Qrly
A highly extensible buffer/queue with properly implemented asynchronicity. Based, in part, upon the inner-workings of queue in the async library.
tl;dr; Usage
Qlry implements a simple asynchronous loop with both buffer and queue semantics.
Setup
var queue = new Queue({
concurrency : 32,
flood : 64,
drain : 32
});
queue.worker = function(task, complete) {
var r = {};
try {
r.foo = task.a + task.b;
complete(null, r);
} catch(e) {
complete(e);
}
};
As a queue
queue.on('end', function(results) { ... });
queue.push([ { a : 1, b : 2 }, { a : 4, b : 0 }, null, { a : "A", b : null } ]);
The arguments passed to complete(...) in the worker will be pushed onto the results array in an object with the original task entity:
results.push({
task : { a : 1, b : 2 },
result : { foo : 3 },
error : null // Hopefully...
});
When the queue's task list (backlog) is emptied, and all tasks completed, an end event will be emitted with the results array as payload.
As a buffer
queue.collect = false;
queue.buffer({ "data" : [1, 2, 34, 4]}, function(err, res) { // Do Things; });
Setting collect to false keeps results from being saved internally. Only one task at a time can be passed to buffer(...). The second argument (a function) will be called by complete(...) in the worker, above, when it finishes processing the the respective task.
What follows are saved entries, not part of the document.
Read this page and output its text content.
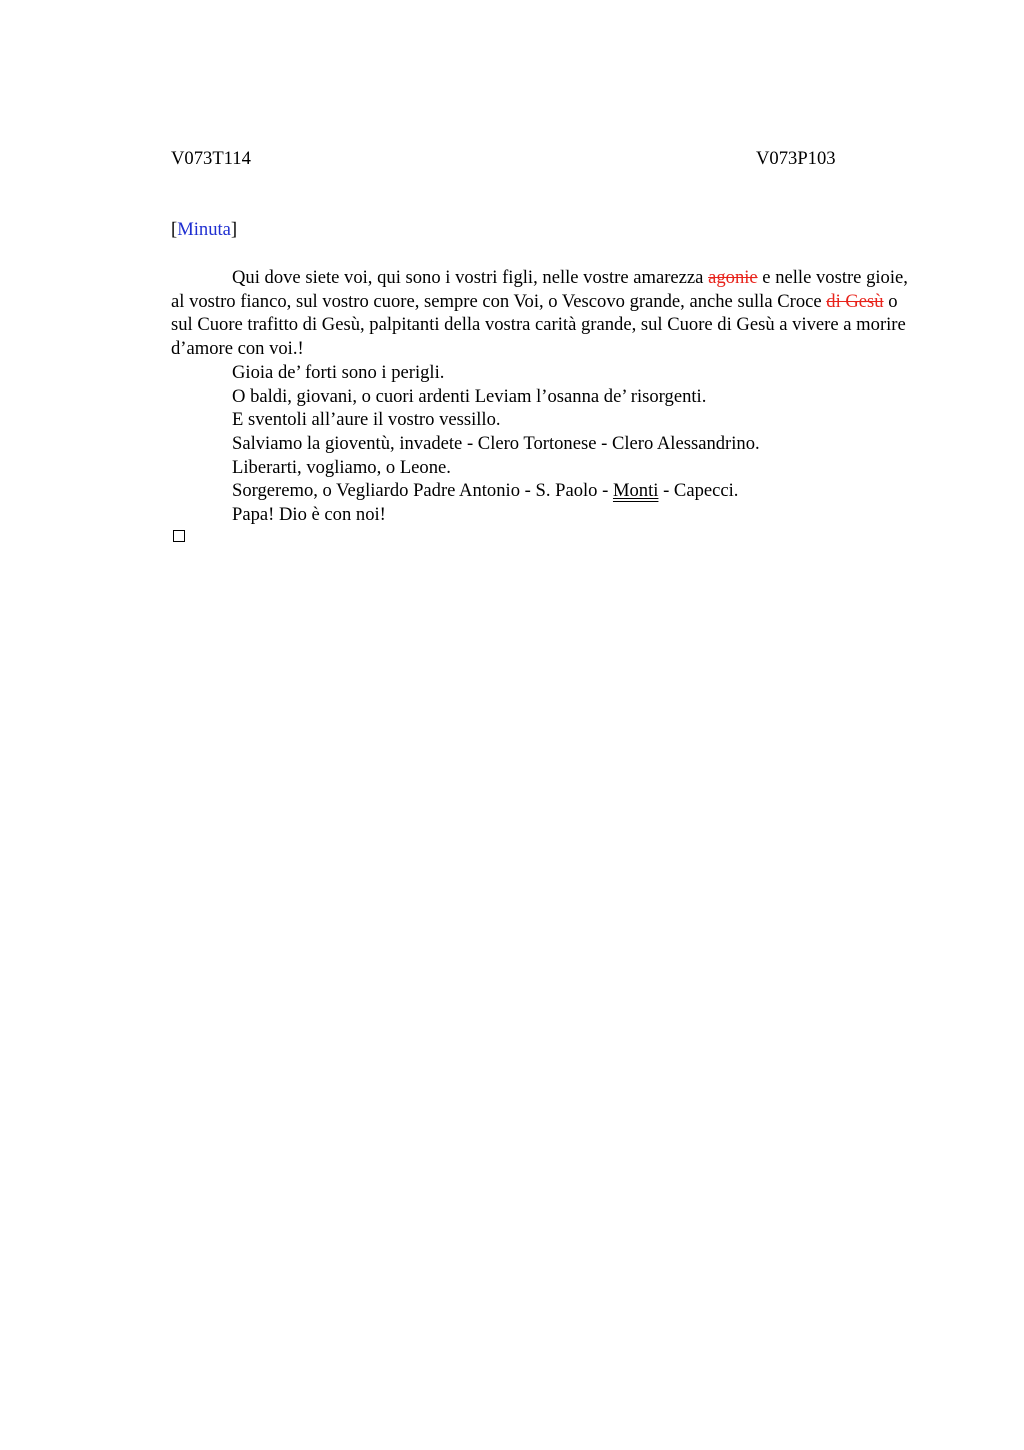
V073T114	V073P103
[Minuta]

Qui dove siete voi, qui sono i vostri figli, nelle vostre amarezza agonie e nelle vostre gioie, al vostro fianco, sul vostro cuore, sempre con Voi, o Vescovo grande, anche sulla Croce di Gesù o sul Cuore trafitto di Gesù, palpitanti della vostra carità grande, sul Cuore di Gesù a vivere a morire d’amore con voi.!

Gioia de’ forti sono i perigli.

O baldi, giovani, o cuori ardenti Leviam l’osanna de’ risorgenti.

E sventoli all’aure il vostro vessillo.

Salviamo la gioventù, invadete - Clero Tortonese - Clero Alessandrino.

Liberarti, vogliamo, o Leone.

Sorgeremo, o Vegliardo Padre Antonio - S. Paolo - Monti - Capecci.

Papa! Dio è con noi!
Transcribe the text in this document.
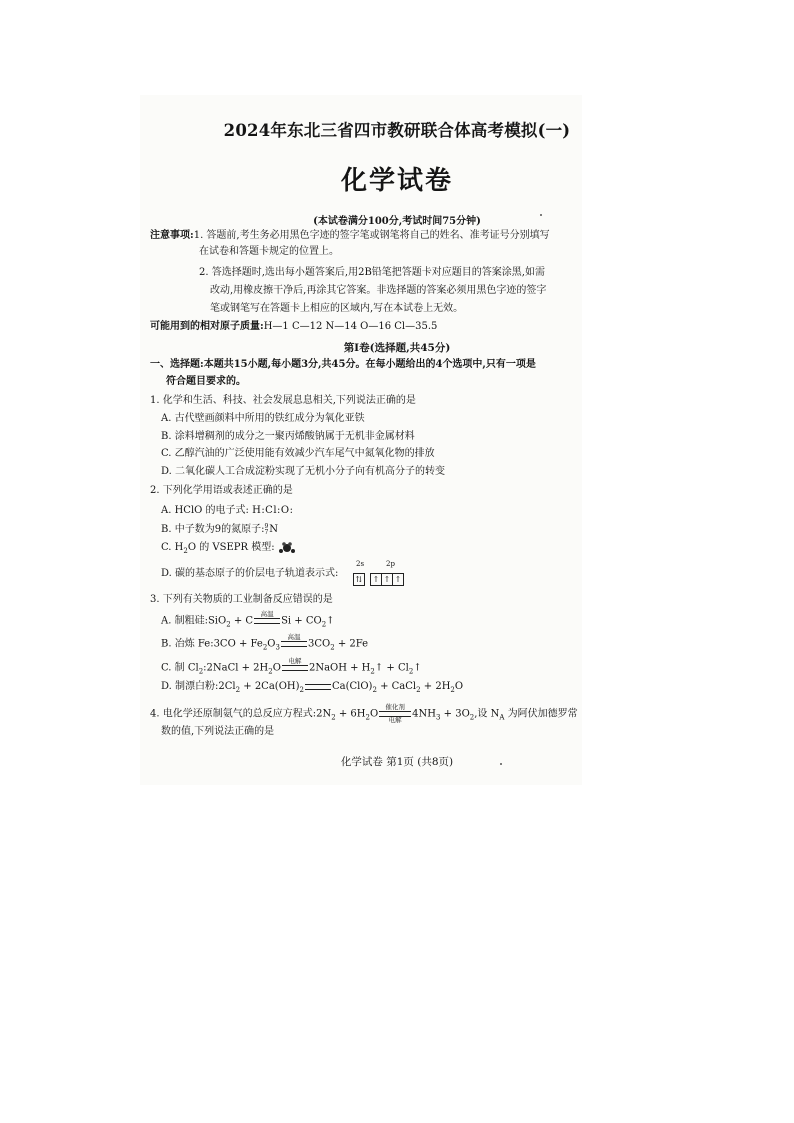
2024年东北三省四市教研联合体高考模拟(一)
化学试卷
(本试卷满分100分,考试时间75分钟)
注意事项:1. 答题前,考生务必用黑色字迹的签字笔或钢笔将自己的姓名、准考证号分别填写
在试卷和答题卡规定的位置上。
2. 答选择题时,选出每小题答案后,用2B铅笔把答题卡对应题目的答案涂黑,如需
改动,用橡皮擦干净后,再涂其它答案。非选择题的答案必须用黑色字迹的签字
笔或钢笔写在答题卡上相应的区域内,写在本试卷上无效。
可能用到的相对原子质量:H—1 C—12 N—14 O—16 Cl—35.5
第Ⅰ卷(选择题,共45分)
一、选择题:本题共15小题,每小题3分,共45分。在每小题给出的4个选项中,只有一项是
符合题目要求的。
1. 化学和生活、科技、社会发展息息相关,下列说法正确的是
A. 古代壁画颜料中所用的铁红成分为氧化亚铁
B. 涂料增稠剂的成分之一聚丙烯酸钠属于无机非金属材料
C. 乙醇汽油的广泛使用能有效减少汽车尾气中氮氧化物的排放
D. 二氧化碳人工合成淀粉实现了无机小分子向有机高分子的转变
2. 下列化学用语或表述正确的是
A. HClO 的电子式: H:Cl:O:
B. 中子数为9的氮原子: 9
7 N
C. $H_2O$ 的 VSEPR 模型:
D. 碳的基态原子的价层电子轨道表示式:
2s	2p
⇅ ↑ ↑ ↑
3. 下列有关物质的工业制备反应错误的是
A. 制粗硅:SiO$_2$ + C
高温

$Si + CO_2↑$
B. 冶炼 Fe:3CO + $Fe_2O_3$
高温

$3CO_2 + 2Fe$
C. 制 $Cl_2:2NaCl + 2H_2O$
电解

2NaOH + $H_2↑$ + $Cl_2↑$
D. 制漂白粉$:2Cl_2 + 2Ca(OH)_2$	$Ca(ClO)_2$ + CaCl$_2$ + $2H_2O$
4. 电化学还原制氨气的总反应方程式$:2N_2 + 6H_2O$
催化剂
电解
$4NH_3 + 3O_2$,设 $N_A$ 为阿伏加德罗常
数的值,下列说法正确的是
化学试卷 第1页 (共8页)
When the queue's backlog becomes longer than the flood attribute a flood event will be emitted. When the length drops below the drain attribute, a drain event will be emitted.
Tests
Install Mocha
npm install -g mocha
Run
./bin/test
Theory
For those unfamiliar with event loops. No hisses form the Java programmers please...
Consider traditional synchronous loops (while, for, each, ...): A common code body is executed serially while a condition is true, or for each element in a set. The next iteration cannot begin until the previous has completed (e.g. it blocks). This is generally a good thing if you want to, say, maintain consistent state within your program, know WTF your code is doing at any given time, or, maybe, do processor-intensive work.
But... What if you have I/O-intensive work? File access? REST requests? Database transactions? Synchronous interfaces will leave your processor idling while the program waits for a response. Asynchronous I/O is, fundamentally, intended to allow a program to use that idle time to do useful things... like making more async requests.
Node.JS gives us asynchronous I/O primitives. Good start; how would you go about making concurrent HTTP calls to an array of N URLs?
var HTTP = require('http');
var urls = [ "http://www.yahoo.com",
"http://www.linkedin.com",
"http://www.google.com",
"http://www.facebook.com" ];
urls.forEach(function(u) {
HTTP.get(u, function(res) {
console.log("I got a response for " + u);
});
});
console.log("I'm Out!");
All right, that works. Try running it a couple times. Hint: the order of responses probably changed. That's because the requests execute asynchronously.
"But Array.forEach(...) is synchronous! You said..."
Yes, you're right. forEach(...) did block and execute the requests in the order that they appear in the array, but HTTP.get(...) is asynchronous, and returns before its respective HTTP transaction completes, allowing all of the requests to be "in flight" at the same time. The order in which the callbacks are called depends mainly upon how fast the remote web servers can pony up bytes to complete their responses. In fact, none of the callbacks can be executed until the loop completes and the code after it returns. Functions are still atomic!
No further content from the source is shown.